Helen’s mom held back and decided to slow (calm) down, which is the first step in STOP. She refused to let her amygdala control her so not immediately reacting gave her time to gather her thoughts. Now, this time interval will vary for different people depending on the severity of the situation and (most importantly) how well they’ve trained themselves to respond in a logical manner above emotional responses. When you engage the first S in the STOP principle, you could meditate, or count from one to ten in your mind or take a stroll (away from the object of stress) or listen to music. Just do something relaxing. I try to watch a movie if my situation permits. 
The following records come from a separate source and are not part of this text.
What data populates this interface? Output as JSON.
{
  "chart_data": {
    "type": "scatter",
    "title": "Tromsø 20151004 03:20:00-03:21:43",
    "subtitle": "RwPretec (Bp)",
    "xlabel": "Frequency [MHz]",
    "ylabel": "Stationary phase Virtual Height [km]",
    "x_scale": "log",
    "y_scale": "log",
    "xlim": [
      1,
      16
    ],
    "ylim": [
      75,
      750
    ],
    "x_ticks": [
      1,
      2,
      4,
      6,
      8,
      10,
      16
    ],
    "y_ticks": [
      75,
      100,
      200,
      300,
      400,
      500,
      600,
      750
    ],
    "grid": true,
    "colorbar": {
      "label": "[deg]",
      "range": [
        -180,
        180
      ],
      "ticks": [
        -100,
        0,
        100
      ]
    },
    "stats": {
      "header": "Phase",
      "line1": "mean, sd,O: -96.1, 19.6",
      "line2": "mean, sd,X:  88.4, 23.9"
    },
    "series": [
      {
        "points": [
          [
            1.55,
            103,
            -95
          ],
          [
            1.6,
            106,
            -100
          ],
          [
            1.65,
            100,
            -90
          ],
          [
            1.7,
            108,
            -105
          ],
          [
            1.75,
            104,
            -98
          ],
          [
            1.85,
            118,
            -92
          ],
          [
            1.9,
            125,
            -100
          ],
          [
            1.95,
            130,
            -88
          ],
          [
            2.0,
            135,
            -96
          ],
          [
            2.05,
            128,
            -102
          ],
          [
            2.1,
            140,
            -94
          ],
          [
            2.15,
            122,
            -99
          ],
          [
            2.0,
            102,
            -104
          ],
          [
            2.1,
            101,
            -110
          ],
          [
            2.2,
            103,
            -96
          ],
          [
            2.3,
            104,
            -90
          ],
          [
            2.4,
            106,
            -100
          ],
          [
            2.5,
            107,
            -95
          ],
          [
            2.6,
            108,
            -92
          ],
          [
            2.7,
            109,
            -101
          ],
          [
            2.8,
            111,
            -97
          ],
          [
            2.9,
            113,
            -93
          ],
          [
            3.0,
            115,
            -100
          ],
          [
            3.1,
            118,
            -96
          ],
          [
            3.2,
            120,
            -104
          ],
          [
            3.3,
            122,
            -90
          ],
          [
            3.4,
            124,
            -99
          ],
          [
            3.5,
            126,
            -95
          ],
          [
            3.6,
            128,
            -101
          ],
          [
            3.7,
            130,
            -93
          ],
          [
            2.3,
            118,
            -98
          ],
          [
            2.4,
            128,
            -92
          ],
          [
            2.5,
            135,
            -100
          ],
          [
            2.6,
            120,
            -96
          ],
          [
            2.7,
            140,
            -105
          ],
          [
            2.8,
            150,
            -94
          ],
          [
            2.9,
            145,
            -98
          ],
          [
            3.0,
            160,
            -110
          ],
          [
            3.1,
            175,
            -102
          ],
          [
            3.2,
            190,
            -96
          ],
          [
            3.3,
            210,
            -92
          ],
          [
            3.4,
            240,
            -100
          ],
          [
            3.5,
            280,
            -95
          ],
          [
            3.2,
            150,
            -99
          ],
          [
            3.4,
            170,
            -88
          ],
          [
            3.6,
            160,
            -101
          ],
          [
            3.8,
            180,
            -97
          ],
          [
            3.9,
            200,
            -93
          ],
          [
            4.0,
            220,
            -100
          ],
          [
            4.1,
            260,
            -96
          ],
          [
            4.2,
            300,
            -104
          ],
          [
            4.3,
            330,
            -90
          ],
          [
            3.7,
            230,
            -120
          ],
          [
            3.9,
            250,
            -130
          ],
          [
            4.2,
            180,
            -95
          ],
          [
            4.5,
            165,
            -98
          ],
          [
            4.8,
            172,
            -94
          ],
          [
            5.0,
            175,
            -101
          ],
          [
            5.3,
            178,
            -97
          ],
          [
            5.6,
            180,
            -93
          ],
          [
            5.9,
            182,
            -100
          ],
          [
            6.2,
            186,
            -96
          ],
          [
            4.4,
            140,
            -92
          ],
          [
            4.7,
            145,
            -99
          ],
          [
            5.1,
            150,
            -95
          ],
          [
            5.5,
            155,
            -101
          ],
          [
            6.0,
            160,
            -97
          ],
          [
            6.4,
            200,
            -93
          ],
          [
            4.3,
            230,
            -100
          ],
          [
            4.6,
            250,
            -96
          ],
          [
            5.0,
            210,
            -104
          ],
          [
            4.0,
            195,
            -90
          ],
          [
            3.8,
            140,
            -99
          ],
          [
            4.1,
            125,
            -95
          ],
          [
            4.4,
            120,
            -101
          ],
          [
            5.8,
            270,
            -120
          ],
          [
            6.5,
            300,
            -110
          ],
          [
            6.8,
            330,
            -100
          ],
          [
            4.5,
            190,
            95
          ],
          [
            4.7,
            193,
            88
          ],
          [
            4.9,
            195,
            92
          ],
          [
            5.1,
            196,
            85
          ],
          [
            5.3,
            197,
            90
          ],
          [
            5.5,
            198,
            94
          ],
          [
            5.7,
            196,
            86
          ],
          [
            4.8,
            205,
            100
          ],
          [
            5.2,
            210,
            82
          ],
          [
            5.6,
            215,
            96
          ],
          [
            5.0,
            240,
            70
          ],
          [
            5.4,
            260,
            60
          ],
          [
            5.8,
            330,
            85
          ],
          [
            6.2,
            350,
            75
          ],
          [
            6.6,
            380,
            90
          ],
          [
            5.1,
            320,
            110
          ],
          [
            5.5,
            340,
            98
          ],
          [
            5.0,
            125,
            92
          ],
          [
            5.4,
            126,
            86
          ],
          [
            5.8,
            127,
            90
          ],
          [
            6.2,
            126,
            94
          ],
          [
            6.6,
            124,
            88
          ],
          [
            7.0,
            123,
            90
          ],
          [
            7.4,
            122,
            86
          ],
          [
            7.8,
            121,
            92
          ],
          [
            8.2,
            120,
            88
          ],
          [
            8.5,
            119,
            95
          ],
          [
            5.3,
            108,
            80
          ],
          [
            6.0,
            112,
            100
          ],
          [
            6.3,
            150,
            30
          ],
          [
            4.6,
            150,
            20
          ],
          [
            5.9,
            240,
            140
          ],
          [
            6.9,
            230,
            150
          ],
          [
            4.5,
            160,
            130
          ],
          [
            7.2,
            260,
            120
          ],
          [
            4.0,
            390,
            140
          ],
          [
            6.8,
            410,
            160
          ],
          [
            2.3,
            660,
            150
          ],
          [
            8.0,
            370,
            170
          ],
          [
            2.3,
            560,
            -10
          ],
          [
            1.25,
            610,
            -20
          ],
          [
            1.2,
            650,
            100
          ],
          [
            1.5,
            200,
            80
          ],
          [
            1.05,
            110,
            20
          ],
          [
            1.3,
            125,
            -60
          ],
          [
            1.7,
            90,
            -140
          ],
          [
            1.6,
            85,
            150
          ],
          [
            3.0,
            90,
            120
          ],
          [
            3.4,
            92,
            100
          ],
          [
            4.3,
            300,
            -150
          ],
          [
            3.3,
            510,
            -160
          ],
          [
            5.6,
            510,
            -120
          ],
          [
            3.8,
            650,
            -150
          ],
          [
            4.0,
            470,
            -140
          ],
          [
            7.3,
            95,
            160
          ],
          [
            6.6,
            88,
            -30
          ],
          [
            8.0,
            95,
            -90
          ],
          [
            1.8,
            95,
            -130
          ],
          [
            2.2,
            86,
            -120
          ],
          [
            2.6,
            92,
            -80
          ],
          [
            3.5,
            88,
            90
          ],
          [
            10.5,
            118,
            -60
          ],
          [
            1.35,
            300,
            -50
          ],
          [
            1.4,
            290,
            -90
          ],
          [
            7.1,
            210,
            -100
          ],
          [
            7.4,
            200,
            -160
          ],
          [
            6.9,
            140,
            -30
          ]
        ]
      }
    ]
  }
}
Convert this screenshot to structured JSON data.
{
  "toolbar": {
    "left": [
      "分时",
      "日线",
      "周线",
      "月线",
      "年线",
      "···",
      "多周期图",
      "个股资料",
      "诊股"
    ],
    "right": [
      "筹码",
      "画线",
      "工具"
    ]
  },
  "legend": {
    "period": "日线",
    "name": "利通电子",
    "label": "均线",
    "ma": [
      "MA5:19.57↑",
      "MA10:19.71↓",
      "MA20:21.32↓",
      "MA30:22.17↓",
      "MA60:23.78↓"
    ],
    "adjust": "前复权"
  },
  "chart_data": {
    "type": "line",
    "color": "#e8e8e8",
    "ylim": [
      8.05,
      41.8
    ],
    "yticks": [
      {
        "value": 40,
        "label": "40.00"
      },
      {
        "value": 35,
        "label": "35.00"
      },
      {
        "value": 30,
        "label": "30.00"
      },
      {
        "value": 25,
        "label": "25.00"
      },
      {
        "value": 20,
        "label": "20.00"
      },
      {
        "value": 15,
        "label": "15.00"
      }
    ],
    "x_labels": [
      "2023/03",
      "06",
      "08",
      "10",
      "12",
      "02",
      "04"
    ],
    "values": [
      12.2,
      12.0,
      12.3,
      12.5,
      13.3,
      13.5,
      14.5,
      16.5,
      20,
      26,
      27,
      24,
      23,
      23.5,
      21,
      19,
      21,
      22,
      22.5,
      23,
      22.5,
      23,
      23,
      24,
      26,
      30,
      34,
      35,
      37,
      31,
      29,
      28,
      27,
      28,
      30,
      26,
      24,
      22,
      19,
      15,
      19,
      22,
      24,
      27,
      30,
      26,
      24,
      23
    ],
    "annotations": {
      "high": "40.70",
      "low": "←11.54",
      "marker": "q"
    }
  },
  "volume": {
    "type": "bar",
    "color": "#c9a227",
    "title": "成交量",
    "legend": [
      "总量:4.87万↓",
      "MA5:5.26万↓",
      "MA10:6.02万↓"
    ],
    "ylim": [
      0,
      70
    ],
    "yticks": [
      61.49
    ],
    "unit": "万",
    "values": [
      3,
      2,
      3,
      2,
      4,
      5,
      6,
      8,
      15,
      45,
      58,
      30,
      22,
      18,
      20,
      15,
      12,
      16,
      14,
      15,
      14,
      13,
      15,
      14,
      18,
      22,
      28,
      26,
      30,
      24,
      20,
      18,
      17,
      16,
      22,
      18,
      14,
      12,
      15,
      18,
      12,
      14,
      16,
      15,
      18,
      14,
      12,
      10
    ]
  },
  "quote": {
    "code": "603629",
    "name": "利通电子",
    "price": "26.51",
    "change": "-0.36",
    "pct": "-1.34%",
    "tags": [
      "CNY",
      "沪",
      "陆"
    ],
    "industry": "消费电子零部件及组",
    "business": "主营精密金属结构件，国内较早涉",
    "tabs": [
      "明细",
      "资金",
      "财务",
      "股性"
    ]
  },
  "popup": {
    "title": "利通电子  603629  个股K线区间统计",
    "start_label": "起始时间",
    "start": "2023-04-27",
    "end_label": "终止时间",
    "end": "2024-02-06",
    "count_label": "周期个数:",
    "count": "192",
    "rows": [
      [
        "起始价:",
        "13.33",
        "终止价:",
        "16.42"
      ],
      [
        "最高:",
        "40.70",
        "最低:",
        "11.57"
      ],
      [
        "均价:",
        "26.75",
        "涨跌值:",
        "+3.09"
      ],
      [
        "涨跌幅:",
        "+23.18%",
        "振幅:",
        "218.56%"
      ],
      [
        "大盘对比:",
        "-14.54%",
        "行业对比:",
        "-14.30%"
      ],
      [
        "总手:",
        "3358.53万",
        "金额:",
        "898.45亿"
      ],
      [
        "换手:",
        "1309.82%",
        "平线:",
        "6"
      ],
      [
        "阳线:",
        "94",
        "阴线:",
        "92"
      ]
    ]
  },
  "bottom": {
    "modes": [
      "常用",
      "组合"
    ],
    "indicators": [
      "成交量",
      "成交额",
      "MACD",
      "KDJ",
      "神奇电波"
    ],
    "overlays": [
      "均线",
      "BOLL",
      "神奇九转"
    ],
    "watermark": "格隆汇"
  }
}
After ensuring that you do not respond on impulse, the next step is to be thankful. Gratitude is a powerful calming mechanism It helps in the release of all your happy hormones. When you step into an aura of gratitude, your situation pales in comparison to the mountainous problem that was once before you. Gratitude infuses your heart with love. When you express gratitude, your brain releases dopamine and serotonin (they are the two crucial neurotransmitters responsible for your emotions), and they make you feel calm. They enhance your mood immediately, making you feel happy from the inside out!

When you are done practising the S and T, the next step is to observe your emotions. Are you calm enough to make a rational decision? If your answer is no, simply repeat the first two steps. But if your answer is yes, then it’s time to plan your next move. So, what did Helen’s mom do? She simply went back to her room to vent off her anger. When she was done, cool, calm and collected, she went back to engage Helen. They had such an intimate conversation and she found out that Helen had been depressed lately which was why she skipped assignments, had emotional meltdowns, among other things. If her mom had continued with the exchange of hurtful words during their ‘usual’ times of heated arguments, Helen would have become a suicidal victim thinking (wrongly) that no one loved her. This is the simple yet profound way the S.T.O.P. principle can make you not just an emotionally intelligent parent but an emotionally intelligent human.